Stock Review: UNITED PHOSPHORUS

THE shares of India's biggest agrochemical company, United Phosphorus (UPL), gained nearly 4.2% last week on news of ChemChina's acquisition of Israel's MAI. The high valuation obtained by the Israeli agrochemical giant raised investor expectations about UPL's valuation on the bourses. However, the scrip corrected on Monday in an otherwise positive market. It seems the idea that valuations in an M&A deal — where a premium is given for management control — can be ascribed to an independently listed company, has not gone down well with investors.


   China-based ChemChina has proposed to acquire 60% in MAI, or Makhteshim Agan, valuing the company at $2.4 billion. This valuation is nearly 43 times the company's 2010 earnings and 23.4 times the estimated earnings for 2011, according to Bloomberg's analyst consensus. MAI is the world's seventh-largest agrochemical player with business model similar to that of UPL. However, despite being larger than MAI, UPL trades at less than 15 times its earnings for the trailing 12 months.

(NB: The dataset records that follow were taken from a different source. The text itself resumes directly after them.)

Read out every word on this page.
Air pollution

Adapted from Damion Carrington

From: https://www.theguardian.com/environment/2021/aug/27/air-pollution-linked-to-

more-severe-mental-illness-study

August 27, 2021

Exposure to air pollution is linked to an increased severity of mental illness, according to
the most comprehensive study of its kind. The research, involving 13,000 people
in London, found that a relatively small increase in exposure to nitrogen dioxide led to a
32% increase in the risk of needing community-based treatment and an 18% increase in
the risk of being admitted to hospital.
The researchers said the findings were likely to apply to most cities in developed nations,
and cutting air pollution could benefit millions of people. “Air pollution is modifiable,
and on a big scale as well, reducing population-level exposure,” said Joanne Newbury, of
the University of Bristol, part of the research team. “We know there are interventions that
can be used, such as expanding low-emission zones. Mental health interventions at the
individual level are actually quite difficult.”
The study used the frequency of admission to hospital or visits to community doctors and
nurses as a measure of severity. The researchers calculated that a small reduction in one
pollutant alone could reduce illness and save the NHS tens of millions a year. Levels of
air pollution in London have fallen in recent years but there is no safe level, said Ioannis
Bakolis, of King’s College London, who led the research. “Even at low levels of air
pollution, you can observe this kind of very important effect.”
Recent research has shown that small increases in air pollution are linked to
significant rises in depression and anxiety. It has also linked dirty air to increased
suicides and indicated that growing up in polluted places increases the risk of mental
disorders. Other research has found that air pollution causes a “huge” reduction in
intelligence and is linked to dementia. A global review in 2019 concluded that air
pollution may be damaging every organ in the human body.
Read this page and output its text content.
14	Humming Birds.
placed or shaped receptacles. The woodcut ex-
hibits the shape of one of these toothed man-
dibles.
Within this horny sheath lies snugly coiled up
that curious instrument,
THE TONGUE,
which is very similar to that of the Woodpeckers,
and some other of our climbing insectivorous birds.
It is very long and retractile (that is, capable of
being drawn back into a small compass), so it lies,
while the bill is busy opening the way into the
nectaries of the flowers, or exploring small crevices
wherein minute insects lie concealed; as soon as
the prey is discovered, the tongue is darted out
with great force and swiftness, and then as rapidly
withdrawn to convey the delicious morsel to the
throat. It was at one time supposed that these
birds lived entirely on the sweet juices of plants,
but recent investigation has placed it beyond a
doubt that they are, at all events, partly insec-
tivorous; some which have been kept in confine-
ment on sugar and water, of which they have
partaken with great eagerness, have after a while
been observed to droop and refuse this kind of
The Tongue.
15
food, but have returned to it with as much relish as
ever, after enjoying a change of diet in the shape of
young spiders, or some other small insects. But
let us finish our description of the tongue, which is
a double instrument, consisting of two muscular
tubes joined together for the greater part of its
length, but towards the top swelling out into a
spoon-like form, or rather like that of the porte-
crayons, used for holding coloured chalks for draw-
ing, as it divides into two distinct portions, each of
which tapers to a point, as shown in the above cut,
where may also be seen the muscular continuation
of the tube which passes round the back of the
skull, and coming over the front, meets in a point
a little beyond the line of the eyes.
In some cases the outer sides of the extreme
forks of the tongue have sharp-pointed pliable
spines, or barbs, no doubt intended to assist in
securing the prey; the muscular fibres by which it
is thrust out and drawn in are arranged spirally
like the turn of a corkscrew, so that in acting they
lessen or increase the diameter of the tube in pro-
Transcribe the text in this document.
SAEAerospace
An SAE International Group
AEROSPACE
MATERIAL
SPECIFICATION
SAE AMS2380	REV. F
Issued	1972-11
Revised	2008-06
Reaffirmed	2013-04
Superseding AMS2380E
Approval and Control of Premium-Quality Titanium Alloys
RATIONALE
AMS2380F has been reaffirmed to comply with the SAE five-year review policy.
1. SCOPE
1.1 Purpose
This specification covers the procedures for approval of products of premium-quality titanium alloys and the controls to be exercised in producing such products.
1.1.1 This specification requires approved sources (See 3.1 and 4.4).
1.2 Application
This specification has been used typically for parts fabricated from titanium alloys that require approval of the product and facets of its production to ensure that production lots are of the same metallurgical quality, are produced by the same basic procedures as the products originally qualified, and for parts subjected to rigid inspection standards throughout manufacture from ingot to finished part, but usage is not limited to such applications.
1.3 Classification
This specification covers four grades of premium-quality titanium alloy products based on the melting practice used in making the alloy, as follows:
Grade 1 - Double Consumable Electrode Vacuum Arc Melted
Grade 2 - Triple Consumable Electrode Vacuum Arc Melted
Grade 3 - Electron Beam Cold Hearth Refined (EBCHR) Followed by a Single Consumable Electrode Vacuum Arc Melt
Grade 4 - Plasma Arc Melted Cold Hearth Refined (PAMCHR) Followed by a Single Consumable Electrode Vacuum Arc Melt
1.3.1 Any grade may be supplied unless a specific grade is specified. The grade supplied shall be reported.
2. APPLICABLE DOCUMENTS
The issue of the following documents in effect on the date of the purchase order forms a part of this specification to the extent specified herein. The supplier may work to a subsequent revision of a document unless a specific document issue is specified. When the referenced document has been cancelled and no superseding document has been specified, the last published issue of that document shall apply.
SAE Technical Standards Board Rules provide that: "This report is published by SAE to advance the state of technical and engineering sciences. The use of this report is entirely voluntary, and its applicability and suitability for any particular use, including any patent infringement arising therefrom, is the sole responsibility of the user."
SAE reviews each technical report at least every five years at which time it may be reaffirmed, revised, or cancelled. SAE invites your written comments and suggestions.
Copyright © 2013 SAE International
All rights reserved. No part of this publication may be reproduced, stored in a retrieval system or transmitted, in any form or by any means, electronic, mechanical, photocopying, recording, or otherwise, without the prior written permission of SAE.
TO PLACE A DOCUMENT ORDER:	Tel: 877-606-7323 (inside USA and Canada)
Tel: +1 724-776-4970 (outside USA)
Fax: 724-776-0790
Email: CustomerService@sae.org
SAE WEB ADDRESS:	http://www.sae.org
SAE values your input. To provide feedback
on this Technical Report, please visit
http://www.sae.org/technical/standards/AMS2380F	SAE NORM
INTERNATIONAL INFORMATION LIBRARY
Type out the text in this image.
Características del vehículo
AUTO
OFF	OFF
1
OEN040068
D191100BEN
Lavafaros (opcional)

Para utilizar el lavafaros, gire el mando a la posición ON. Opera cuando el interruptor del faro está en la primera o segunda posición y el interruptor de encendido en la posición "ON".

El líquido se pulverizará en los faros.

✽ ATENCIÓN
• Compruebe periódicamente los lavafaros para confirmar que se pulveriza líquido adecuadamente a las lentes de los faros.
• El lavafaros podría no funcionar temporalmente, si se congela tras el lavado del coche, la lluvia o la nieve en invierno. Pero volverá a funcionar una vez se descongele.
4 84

   Some analysts believe MAI's valuation sets a new benchmark for valuing agrochemical companies of UPL's size. UPL's valuations are at around 40% discount to MAI's deal price. We believe this significant valuation gap is likely to reduce in the long run, which in our view provides an opportunity to enter the UPL stock at the current price.


   However, UPL is facing its own set of problems. The 15% sales growth guidance that the company had given for FY11 appears difficult to achieve in view of the 3% dip in its top line in the first half of the current fiscal. The December quarter, too, has proved challenging for UPL due to unseasonal rains in India, abnormal weather in Latin America and severe cold in the northern hemisphere.


   Reports from research houses such as Nomura and Prabhudas Leeladhar have reduced UPL's growth forecasts for FY11 and FY12. The company, therefore, is considered attractive only due to its inexpensive valuations — historically as well as compared to its peers.


   The company plans to resume its inorganic growth efforts after a gap of two years; this could prove its only major growth driver in the near term. In 2010, it acquired DuPont's global mancozeb business and a US agrochemical firm, RiceCo. With a cash pile of . 2,000 crore, it is looking at more acquisitions. The company's valuations are likely to languish in view of its stagnant earnings till such acquisitions take place.